CSU complained about “heating espionage” by the Greens and scored an own goal – Bavaria

The day after, the lack of understanding remains. Thomas von Sarnowski, head of the Bavarian Greens, is audibly wrestling with the question marks on the phone. And a tweet from the political competition raises some of these, especially from the point of view of the Greens. The CSU accused them of “state heating espionage” on Wednesday via Twitter – including a photo montage of Federal Minister of Economics Robert Habeck, how he lured over his glasses from outside into a dark apartment. The Greens rely on bureaucracy and high penalties, it said on the CSU Twitter account, and: “First heating hammer, now heating pillory!” A campaign gag? Or maybe a sign, as Sarnowski suspects, that the CSU “does not know its own laws”?

In any case, things seem to be getting mixed up when it comes to heating, on Twitter anyway, but not just there anymore. Sometimes the dispute ignites over heat pumps, sometimes over firewood, sometimes over subsidies, sometimes over the pace at which the housing sector is to become more climate-friendly. Often in the thick of things: the CSU. In Munich, the traffic light in Berlin was discovered as a natural enemy and heating as an election campaign hit. Even at the risk of accusations leveled at others boomeranging back.

The latest highlight of the dispute and at the same time the best illustrative material: a draft law by Habeck and Federal Building Minister Klara Geywitz (SPD) that became public on Wednesday. This stipulates that the municipalities will in future record heating data for every building in Germany. With their help, plans should then be drawn up on how the heat transition can be implemented in the coming years, according to the federal government – or there is a risk of “heating espionage”, according to the CSU. The CSU operates the itself, if you want to use this word at all.

The party was promptly informed of this by Twitter users, including Sarnowski. Because the Bavarian Climate Protection Act has long included data collection. Article six obliges district chimney sweeps to record heating systems “for the purpose of spatially high-resolution energy and emissions reporting”. Since 2022, the type of heating, fuel, nominal heat output, age of the system and information about its operation, location and address must be documented. The data must be transmitted annually to the State Office for Statistics in a “machine-readable and electronic form”.

The collection of data is not new, nor is it unusual. In order to establish new heating systems across the board, you need an overview of the old ones. Baden-Württemberg has already required its municipalities to create climate-friendly heating plans. There are similar laws in Hesse, Lower Saxony and Schleswig-Holstein. On its website, the Bavarian State Agency for Energy and Climate Protection even recommends that local authorities record their entire CO₂ emissions – and based on this, define and implement “steps for reducing” emissions in all areas.
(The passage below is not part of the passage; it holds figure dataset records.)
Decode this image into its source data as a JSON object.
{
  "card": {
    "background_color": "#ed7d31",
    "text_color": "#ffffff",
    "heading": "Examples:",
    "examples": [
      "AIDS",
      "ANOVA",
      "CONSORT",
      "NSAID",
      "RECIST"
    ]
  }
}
When asked by SZ, CSU General Secretary Martin Huber even confirmed the allegations. “The traffic light wants to create a bureaucratic monster and spy on people,” he says. The traffic light plans went far beyond the sweepstakes data of the district chimney sweeps. The federal government wants to “know the individual energy consumption of all citizens”, which deeply affects their privacy.

Actually, there would be enough question marks around data collection itself; how it is supposed to work and who gets closer to the truth. Nevertheless, on the Twitter day after that, the main discussion was about style instead of content. The Greens naturally judge the CSU statements differently – and see themselves as the target of political agitation. It is a draft law, says head of state Sarnowski: It is still unclear which heating data the federal government will actually collect in the end. It is even possible that in the end “every Bavarian district chimney sweep knows more” than Berlin. But instead of “just taking a breather” and waiting, the CSU is stoking people’s fears and concerns. “But if I only practice fear, I won’t do good politics anymore.”